Aprovado projeto que consolida extinção de unidade de rede da Farmácia Popular do Brasil

por Luís Francisco Caselani última modificação 21/11/2018 17h44
21/11/2018 – A Câmara de Novo Hamburgo aprovou, por sete votos a três, nesta segunda-feira21 de novembro, projeto de lei do Executivo que autoriza a extinção de unidade de rede do programa Farmácia Popular do Brasil no Município. Implantada a partir de convênio celebrado com a Fundação Oswaldo Cruz em 2008, a iniciativa era mantida por meio de recursos advindos do Fundo Nacional de Saúde. Em março, entretanto, o Ministério da Saúde encaminhou ofício comunicando o fim dos repasses financeiros, o que forçou o fechamento da unidade quatro meses depois. Votaram contra os vereadores Enio Brizola (PT), Enfermeiro Vilmar (PDT) e Professor Issur Koch (PP). Cristiano Coller (Rede) e Patricia Beck (PP) estavam em representação. Vereador Inspetor Luz (MDB) estava licenciado.
Aprovado projeto que consolida extinção de unidade de rede da Farmácia Popular do Brasil

Jaime Freitas/CMNH

Enio Brizola (PT) disse que é um dos programas mais importantes para a comunidade. “É um voto de protesto, mesmo entendendo que a extinção não tenha sido efetuada pelo Município, mas pelo Governo Federal”, disse. 

Raul Cassel (MDB) ressaltou que é um gasto desnecessário para o Município manter uma sede da Farmácia Popular em Novo Hamburgo, com todos os gastos inerentes, sendo que a maior parte das grandes redes estão conveniadas com a Rede Farmácia Popular do Brasil e disponibilizam os medicamentos a preços mais baixos. “Em nada perde a população”, destacou Cassel. Gerson Peteffi (MDB) disse que pensa exatamente como o colega emedebista. 

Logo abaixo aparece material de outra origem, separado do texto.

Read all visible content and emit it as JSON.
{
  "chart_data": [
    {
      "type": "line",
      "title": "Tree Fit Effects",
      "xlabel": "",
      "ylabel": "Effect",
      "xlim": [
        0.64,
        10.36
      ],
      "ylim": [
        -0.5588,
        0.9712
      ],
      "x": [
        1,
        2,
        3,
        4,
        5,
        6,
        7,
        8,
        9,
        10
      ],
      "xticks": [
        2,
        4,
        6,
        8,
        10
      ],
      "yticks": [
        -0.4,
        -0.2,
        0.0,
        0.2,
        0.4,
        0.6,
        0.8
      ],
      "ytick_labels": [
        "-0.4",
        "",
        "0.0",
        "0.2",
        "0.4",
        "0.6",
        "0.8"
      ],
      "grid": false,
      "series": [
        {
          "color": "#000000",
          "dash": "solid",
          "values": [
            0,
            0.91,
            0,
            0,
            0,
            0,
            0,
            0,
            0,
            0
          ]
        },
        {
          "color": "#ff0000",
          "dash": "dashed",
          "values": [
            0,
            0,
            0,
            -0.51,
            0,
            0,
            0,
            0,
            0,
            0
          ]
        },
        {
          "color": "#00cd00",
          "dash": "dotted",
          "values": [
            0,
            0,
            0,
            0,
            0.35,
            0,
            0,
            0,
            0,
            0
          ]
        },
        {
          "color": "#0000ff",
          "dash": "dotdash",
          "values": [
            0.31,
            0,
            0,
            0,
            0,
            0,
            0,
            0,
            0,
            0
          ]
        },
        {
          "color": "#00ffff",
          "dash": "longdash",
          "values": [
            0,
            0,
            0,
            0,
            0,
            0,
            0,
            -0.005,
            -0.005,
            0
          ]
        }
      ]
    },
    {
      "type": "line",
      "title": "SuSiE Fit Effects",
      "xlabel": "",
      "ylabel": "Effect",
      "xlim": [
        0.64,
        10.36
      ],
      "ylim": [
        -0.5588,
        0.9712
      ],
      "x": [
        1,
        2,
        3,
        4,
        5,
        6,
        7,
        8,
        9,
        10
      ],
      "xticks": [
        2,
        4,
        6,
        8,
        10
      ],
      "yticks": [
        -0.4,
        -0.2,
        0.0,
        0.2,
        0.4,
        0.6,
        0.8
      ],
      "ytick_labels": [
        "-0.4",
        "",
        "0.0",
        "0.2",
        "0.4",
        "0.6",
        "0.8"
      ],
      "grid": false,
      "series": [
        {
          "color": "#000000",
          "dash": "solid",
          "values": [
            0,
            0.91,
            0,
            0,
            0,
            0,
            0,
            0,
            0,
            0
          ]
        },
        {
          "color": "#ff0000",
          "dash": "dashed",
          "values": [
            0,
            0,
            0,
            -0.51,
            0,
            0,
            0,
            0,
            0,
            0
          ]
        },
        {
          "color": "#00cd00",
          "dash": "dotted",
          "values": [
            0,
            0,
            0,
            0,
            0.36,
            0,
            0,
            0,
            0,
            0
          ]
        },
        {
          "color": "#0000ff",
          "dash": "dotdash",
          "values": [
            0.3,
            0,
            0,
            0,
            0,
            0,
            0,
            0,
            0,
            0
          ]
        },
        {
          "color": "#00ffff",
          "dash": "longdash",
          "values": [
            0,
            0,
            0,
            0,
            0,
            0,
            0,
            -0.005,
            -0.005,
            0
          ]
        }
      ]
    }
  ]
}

O Projeto de Lei nº 80/2018 apenas confirma sua desoperacionalização, que permitirá seu descredenciamento e a baixa, junto à Receita Federal, de sua inscrição no Cadastro Nacional da Pessoa Jurídica (CNPJ). A matéria ainda revoga a Lei Municipal nº 1.800/2008, que instituía o programa em Novo Hamburgo. O texto retorna à análise dos parlamentares na próxima segunda-feira, dia 26, para decisão em segundo turno. 

Entenda o caso

Conforme o Ministério da Saúde, a decisão pelo fim do repasse de manutenção às unidades deveu-se a um redirecionamento de recursos, garantindo maior investimento para a compra de medicamentos considerados essenciais à população. Segundo a pasta, o custo administrativo das farmácias da rede própria chegava a 80% do orçamento do programa. A parceria com as farmácias privadas, contudo, permanece, a partir do Aqui Tem Farmácia Popular.

 

A aprovação em primeiro turno

Na Câmara de Novo Hamburgo, os projetos são sempre apreciados em plenário duas vezes. Um dos objetivos é tornar o processo (que se inicia com a leitura da proposta no Expediente, quando começa sua tramitação) ainda mais transparente. O resultado que vale de fato é o da segunda votação, geralmente realizada na sessão seguinte. Assim, um projeto pode ser aprovado em primeiro turno e rejeitado em segundo – ou vice-versa.